Hi!
So, I’ve been wondering how Nanite works on packaged projects.
The main question is how well Nanite performs on the player’s PC.
Is it a requirement for the players to purchase a high-end PC setup to run the game built with Nanite? Or the engine will bake all the Nanite assets upon packaging so it will run smoothly in the player’s PC regardless of the high-end spec?
I’d be interesting to hear what people have to say about this.
If you want to have a lot of coverage, you need to be able to sell to people with typical hardware configurations. A 20 or 30 series Nvidia card is not typical.
The most common gamer card is still apparently the 10 series ( 1040, 1060 etc ).

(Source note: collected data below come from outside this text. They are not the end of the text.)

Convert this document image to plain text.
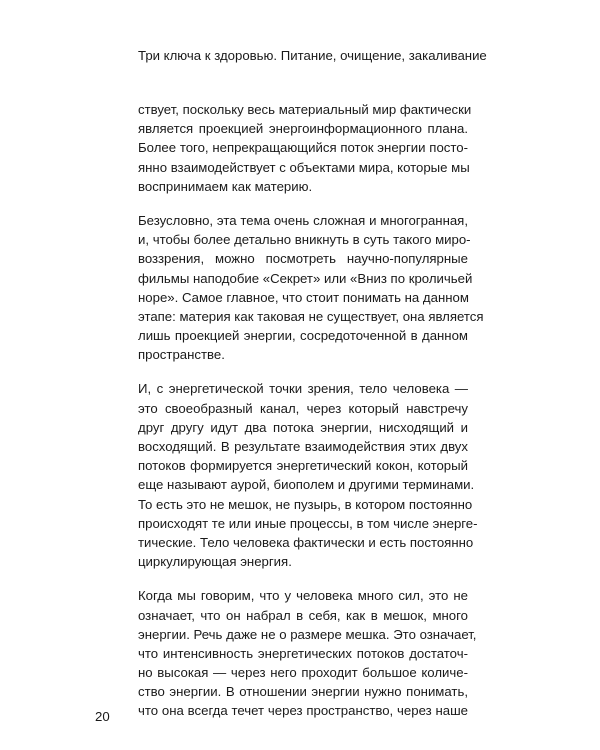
Три ключа к здоровью. Питание, очищение, закаливание
ствует, поскольку весь материальный мир фактически
является проекцией энергоинформационного плана.
Более того, непрекращающийся поток энергии посто-
янно взаимодействует с объектами мира, которые мы
воспринимаем как материю.
Безусловно, эта тема очень сложная и многогранная,
и, чтобы более детально вникнуть в суть такого миро-
воззрения, можно посмотреть научно-популярные
фильмы наподобие «Секрет» или «Вниз по кроличьей
норе». Самое главное, что стоит понимать на данном
этапе: материя как таковая не существует, она является
лишь проекцией энергии, сосредоточенной в данном
пространстве.
И, с энергетической точки зрения, тело человека —
это своеобразный канал, через который навстречу
друг другу идут два потока энергии, нисходящий и
восходящий. В результате взаимодействия этих двух
потоков формируется энергетический кокон, который
еще называют аурой, биополем и другими терминами.
То есть это не мешок, не пузырь, в котором постоянно
происходят те или иные процессы, в том числе энерге-
тические. Тело человека фактически и есть постоянно
циркулирующая энергия.
Когда мы говорим, что у человека много сил, это не
означает, что он набрал в себя, как в мешок, много
энергии. Речь даже не о размере мешка. Это означает,
что интенсивность энергетических потоков достаточ-
но высокая — через него проходит большое количе-
ство энергии. В отношении энергии нужно понимать,
что она всегда течет через пространство, через наше
20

From my tests, although Nanite is getting better, it’s still faster to use low poly models and LODs. Rather than plaster the landscape with hundreds of zillion poly Nanite assets.
And low poly is still going to work on the 900s and other older cards.

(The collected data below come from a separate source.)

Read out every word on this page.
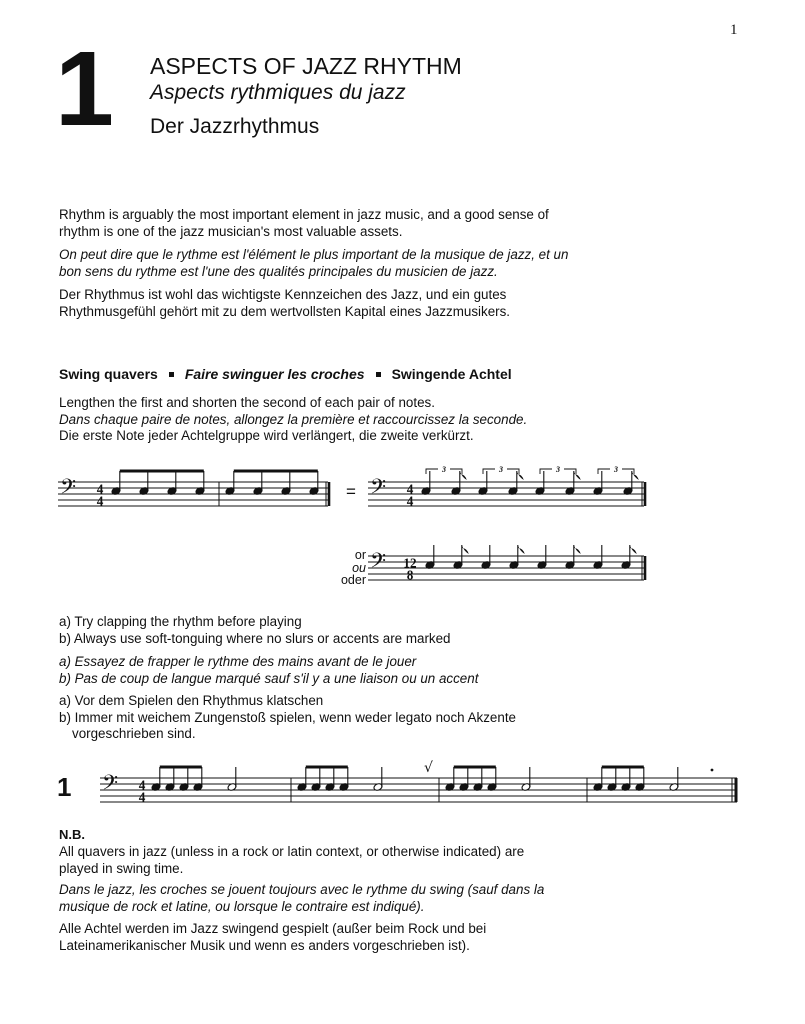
1
1 ASPECTS OF JAZZ RHYTHM
Aspects rythmiques du jazz
Der Jazzrhythmus
Rhythm is arguably the most important element in jazz music, and a good sense of
rhythm is one of the jazz musician's most valuable assets.
On peut dire que le rythme est l'élément le plus important de la musique de jazz, et un
bon sens du rythme est l'une des qualités principales du musicien de jazz.
Der Rhythmus ist wohl das wichtigste Kennzeichen des Jazz, und ein gutes
Rhythmusgefühl gehört mit zu dem wertvollsten Kapital eines Jazzmusikers.
Swing quavers Faire swinguer les croches Swingende Achtel
Lengthen the first and shorten the second of each pair of notes.
Dans chaque paire de notes, allongez la première et raccourcissez la seconde.
Die erste Note jeder Achtelgruppe wird verlängert, die zweite verkürzt.
𝄢 4
4	= 𝄢 4
4
3	3	3	3
or
ou
oder
𝄢 12
8
a) Try clapping the rhythm before playing
b) Always use soft-tonguing where no slurs or accents are marked
a) Essayez de frapper le rythme des mains avant de le jouer
b) Pas de coup de langue marqué sauf s'il y a une liaison ou un accent
a) Vor dem Spielen den Rhythmus klatschen
b) Immer mit weichem Zungenstoß spielen, wenn weder legato noch Akzente
vorgeschrieben sind.
1 𝄢 4
4
√
N.B.
All quavers in jazz (unless in a rock or latin context, or otherwise indicated) are
played in swing time.
Dans le jazz, les croches se jouent toujours avec le rythme du swing (sauf dans la
musique de rock et latine, ou lorsque le contraire est indiqué).
Alle Achtel werden im Jazz swingend gespielt (außer beim Rock und bei
Lateinamerikanischer Musik und wenn es anders vorgeschrieben ist).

Totally agree with this. Can I assume that Nanite will require a high-end PC? I have not experimented with this myself as I don’t have the minimum spec to run Nanite for the development. But I can see from your experiments, it doesn’t work well.
Hmmm. The hardest part is Directx 12, which I could say is only exist in high-end PC
I have a five-year-old PC and a 1660. DX12 is fine, if you don’t use too many large textures or heavy shaders. Once you know what to avoid, it’s just like a slightly slow ue4.

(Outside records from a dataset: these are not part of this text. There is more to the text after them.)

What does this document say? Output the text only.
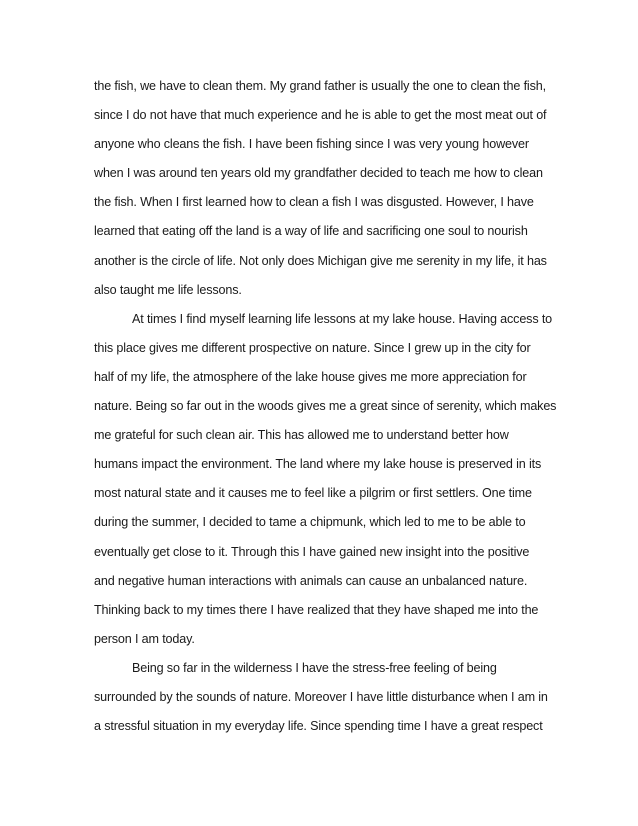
the fish, we have to clean them. My grand father is usually the one to clean the fish,
since I do not have that much experience and he is able to get the most meat out of
anyone who cleans the fish. I have been fishing since I was very young however
when I was around ten years old my grandfather decided to teach me how to clean
the fish. When I first learned how to clean a fish I was disgusted. However, I have
learned that eating off the land is a way of life and sacrificing one soul to nourish
another is the circle of life. Not only does Michigan give me serenity in my life, it has
also taught me life lessons.
At times I find myself learning life lessons at my lake house. Having access to
this place gives me different prospective on nature. Since I grew up in the city for
half of my life, the atmosphere of the lake house gives me more appreciation for
nature. Being so far out in the woods gives me a great since of serenity, which makes
me grateful for such clean air. This has allowed me to understand better how
humans impact the environment. The land where my lake house is preserved in its
most natural state and it causes me to feel like a pilgrim or first settlers. One time
during the summer, I decided to tame a chipmunk, which led to me to be able to
eventually get close to it. Through this I have gained new insight into the positive
and negative human interactions with animals can cause an unbalanced nature.
Thinking back to my times there I have realized that they have shaped me into the
person I am today.
Being so far in the wilderness I have the stress-free feeling of being
surrounded by the sounds of nature. Moreover I have little disturbance when I am in
a stressful situation in my everyday life. Since spending time I have a great respect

Also with Lumen and RVT on.
As far as dev work goes, yes a 30 series with 24GB VRAM would be lovely, but then I’d never know about any problems. So I’m prepared to put up with a bit of inconvenience, to know immediately when there’s a problem.
That’s another thing with Nanite, if the system has to fall back, because of DX11, you will need to have designed for that, and have decent fallback meshes and LODs.
At the moment, for me and the players I’m developing for, I think a fractal density map is out of the question. At least until 30 series cards trickle down a become the norm. In any event, Nanite won’t make a bad game good It’s just something to know about for when the time comes.
I know Epic have demonstrated all this new tech on a Playstation, but they also ran the city demo on there. And that runs like a dog with a wooden leg on everything except a hydrogen cooled Cray. Just sayin’…
Considering I’m not in a well-known country which makes the currency (phew) very expensive let alone buying high spec PC. But for the most part, even 1660 is like spending 4 months of full saving salary. If you have those you will be treated like a king.
I agree that “Nanite won’t make a bad game good” but it helps to eliminate the limited number of meshes per level. Culling looks weird with an open level where the distant tree suddenly appears as we walk towards it. So, yeah I think Nanite solves this issue but we will need an expensive setup as well as the players.
From the statistical review we both know, players with high-end PC are like 1 in 40 people. Taking the risk of using Nanite I think is out of the question.